In this function, at the end of the landing, we swing our capsule on a random axis. The landing takes 15 seconds. For the duration of this period, we decrease the resolution with a custom easing function, which we will soon discuss. After 5 seconds, we make a 360 degree turn, which is exactly 2π radians. Between 7 and 10 seconds, we pan our view by 500 meters on the randomly generated axis, while between 10 and 12 seconds, we pan it back to its original place.

Next, we define our custom easing function:

ol.easing.parachuate = function (t) {
    return 1 - Math.pow(1 - t, 7);
};

The basic ol.easing.easeOut function is similar to custom easing function; however, it brings the inverted argument to its third power, making the slowdown faster. We slow down the effect drastically by bringing the inverted argument to its seventh power.

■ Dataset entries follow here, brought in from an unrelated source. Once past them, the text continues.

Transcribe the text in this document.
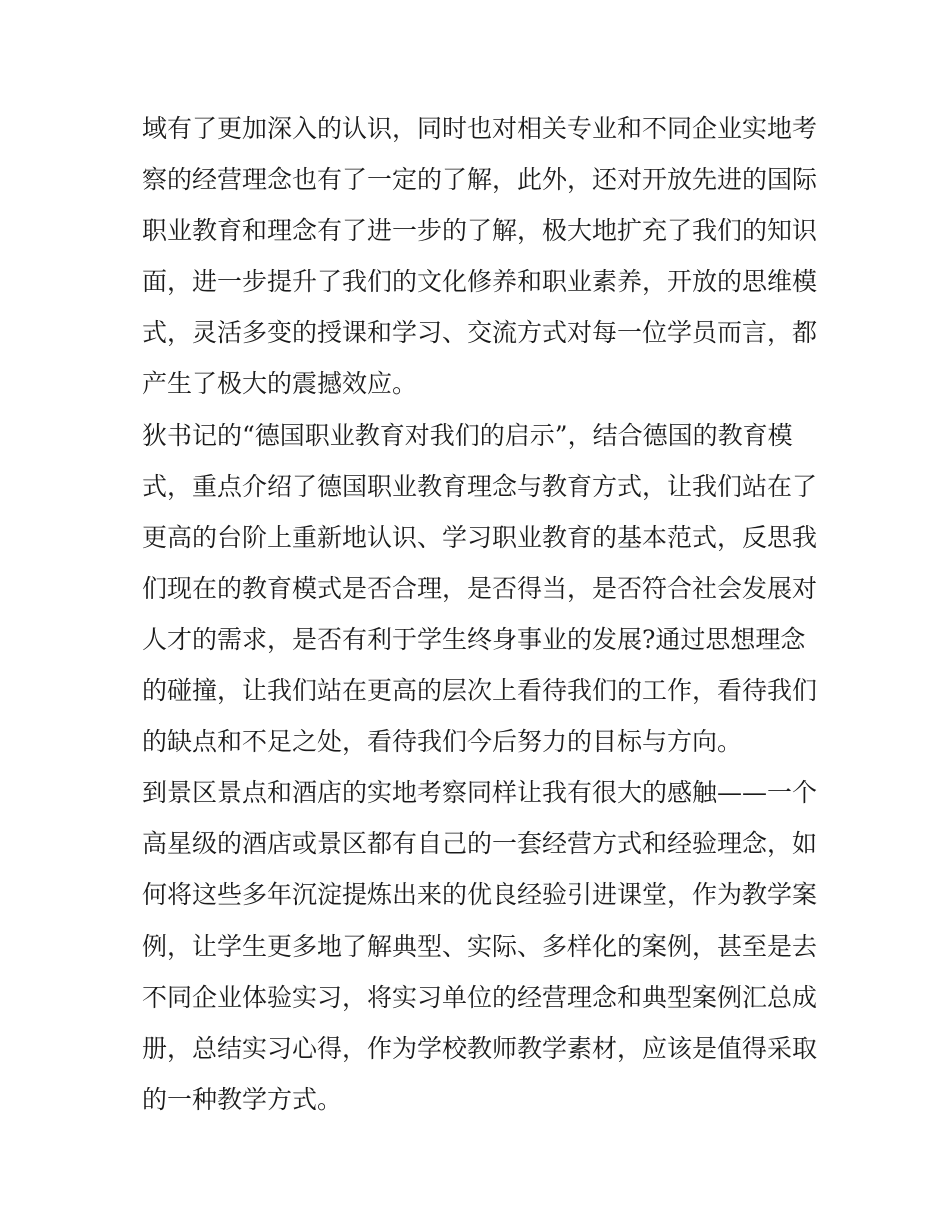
域有了更加深入的认识，同时也对相关专业和不同企业实地考
察的经营理念也有了一定的了解，此外，还对开放先进的国际
职业教育和理念有了进一步的了解，极大地扩充了我们的知识
面，进一步提升了我们的文化修养和职业素养，开放的思维模
式，灵活多变的授课和学习、交流方式对每一位学员而言，都
产生了极大的震撼效应。
狄书记的“德国职业教育对我们的启示”，结合德国的教育模
式，重点介绍了德国职业教育理念与教育方式，让我们站在了
更高的台阶上重新地认识、学习职业教育的基本范式，反思我
们现在的教育模式是否合理，是否得当，是否符合社会发展对
人才的需求，是否有利于学生终身事业的发展?通过思想理念
的碰撞，让我们站在更高的层次上看待我们的工作，看待我们
的缺点和不足之处，看待我们今后努力的目标与方向。
到景区景点和酒店的实地考察同样让我有很大的感触——一个
高星级的酒店或景区都有自己的一套经营方式和经验理念，如
何将这些多年沉淀提炼出来的优良经验引进课堂，作为教学案
例，让学生更多地了解典型、实际、多样化的案例，甚至是去
不同企业体验实习，将实习单位的经营理念和典型案例汇总成
册，总结实习心得，作为学校教师教学素材，应该是值得采取
的一种教学方式。
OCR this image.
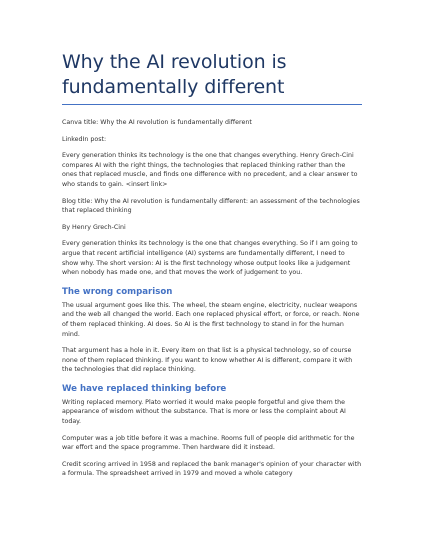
Why the AI revolution is fundamentally different

Canva title: Why the AI revolution is fundamentally different

LinkedIn post:

Every generation thinks its technology is the one that changes everything. Henry Grech-Cini compares AI with the right things, the technologies that replaced thinking rather than the ones that replaced muscle, and finds one difference with no precedent, and a clear answer to who stands to gain. <insert link>

Blog title: Why the AI revolution is fundamentally different: an assessment of the technologies that replaced thinking

By Henry Grech-Cini

Every generation thinks its technology is the one that changes everything. So if I am going to argue that recent artificial intelligence (AI) systems are fundamentally different, I need to show why. The short version: AI is the first technology whose output looks like a judgement when nobody has made one, and that moves the work of judgement to you.

The wrong comparison

The usual argument goes like this. The wheel, the steam engine, electricity, nuclear weapons and the web all changed the world. Each one replaced physical effort, or force, or reach. None of them replaced thinking. AI does. So AI is the first technology to stand in for the human mind.

That argument has a hole in it. Every item on that list is a physical technology, so of course none of them replaced thinking. If you want to know whether AI is different, compare it with the technologies that did replace thinking.

We have replaced thinking before

Writing replaced memory. Plato worried it would make people forgetful and give them the appearance of wisdom without the substance. That is more or less the complaint about AI today.

Computer was a job title before it was a machine. Rooms full of people did arithmetic for the war effort and the space programme. Then hardware did it instead.

Credit scoring arrived in 1958 and replaced the bank manager's opinion of your character with a formula. The spreadsheet arrived in 1979 and moved a whole category
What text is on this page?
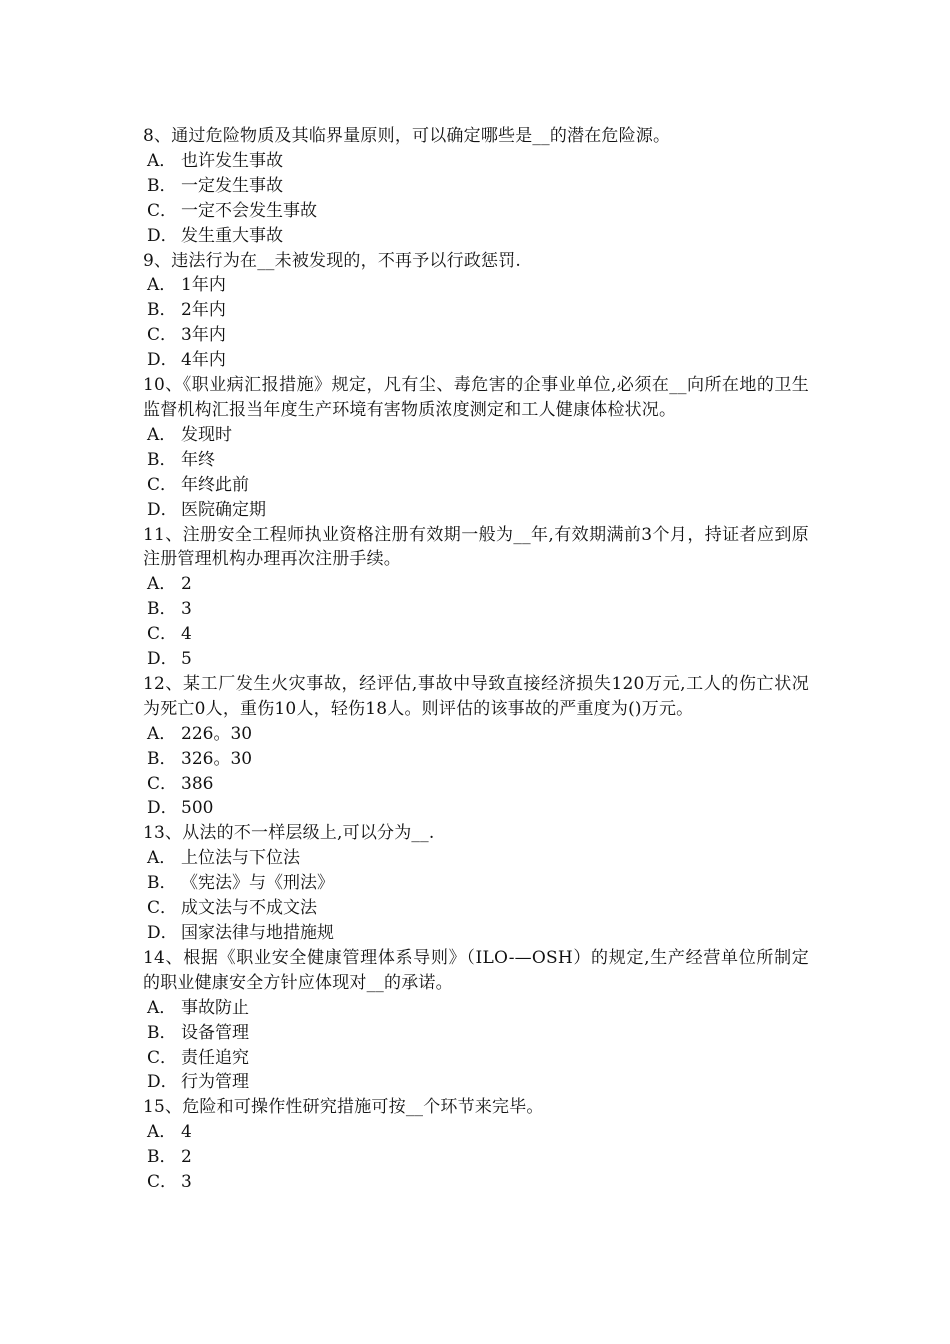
8、通过危险物质及其临界量原则，可以确定哪些是__的潜在危险源。

A． 也许发生事故

B． 一定发生事故

C． 一定不会发生事故

D． 发生重大事故

9、违法行为在__未被发现的，不再予以行政惩罚.

A． 1年内

B． 2年内

C． 3年内

D． 4年内

10、《职业病汇报措施》规定，凡有尘、毒危害的企事业单位,必须在__向所在地的卫生监督机构汇报当年度生产环境有害物质浓度测定和工人健康体检状况。

A． 发现时

B． 年终

C． 年终此前

D． 医院确定期

11、注册安全工程师执业资格注册有效期一般为__年,有效期满前3个月，持证者应到原注册管理机构办理再次注册手续。

A． 2

B． 3

C． 4

D． 5

12、某工厂发生火灾事故，经评估,事故中导致直接经济损失120万元,工人的伤亡状况为死亡0人，重伤10人，轻伤18人。则评估的该事故的严重度为()万元。

A． 226。30

B． 326。30

C． 386

D． 500

13、从法的不一样层级上,可以分为__.

A． 上位法与下位法

B． 《宪法》与《刑法》

C． 成文法与不成文法

D． 国家法律与地措施规

14、根据《职业安全健康管理体系导则》（ILO-—OSH）的规定,生产经营单位所制定的职业健康安全方针应体现对__的承诺。

A． 事故防止

B． 设备管理

C． 责任追究

D． 行为管理

15、危险和可操作性研究措施可按__个环节来完毕。

A． 4

B． 2

C． 3
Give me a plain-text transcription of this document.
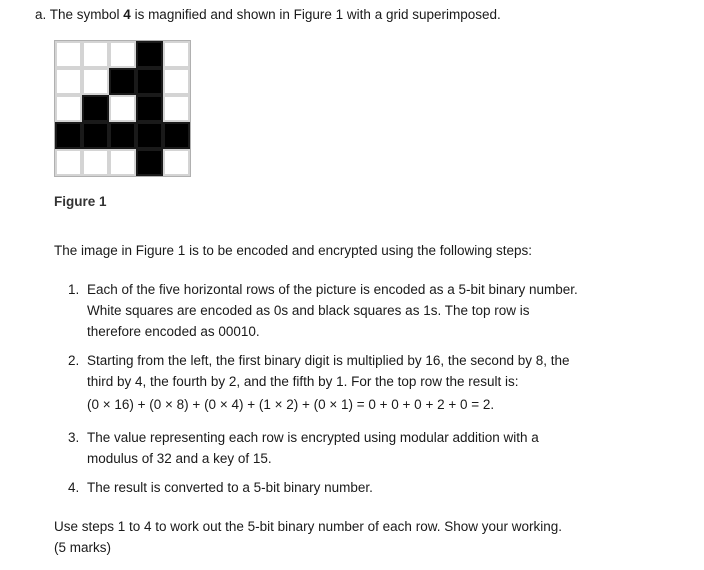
a. The symbol 4 is magnified and shown in Figure 1 with a grid superimposed.
Figure 1
The image in Figure 1 is to be encoded and encrypted using the following steps:
1. Each of the five horizontal rows of the picture is encoded as a 5-bit binary number.
White squares are encoded as 0s and black squares as 1s. The top row is
therefore encoded as 00010.
2. Starting from the left, the first binary digit is multiplied by 16, the second by 8, the
third by 4, the fourth by 2, and the fifth by 1. For the top row the result is:
(0 × 16) + (0 × 8) + (0 × 4) + (1 × 2) + (0 × 1) = 0 + 0 + 0 + 2 + 0 = 2.
3. The value representing each row is encrypted using modular addition with a
modulus of 32 and a key of 15.
4. The result is converted to a 5-bit binary number.
Use steps 1 to 4 to work out the 5-bit binary number of each row. Show your working.
(5 marks)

Finally, we include the control to the map and change the base layer back to OpenStreetMap:

var map = new ol.Map({
    target: 'map',
    layers: [
        new ol.layer.Tile({
            source: new ol.source.OSM({
                wrapX: false
            }),
            name: 'OpenStreetMap'
        }),
        […]
    controls: [
        […]
        new ol.control.RocketFlight()
    […]
});

Now, if you save the code and open it, you can fly to my campus from any location.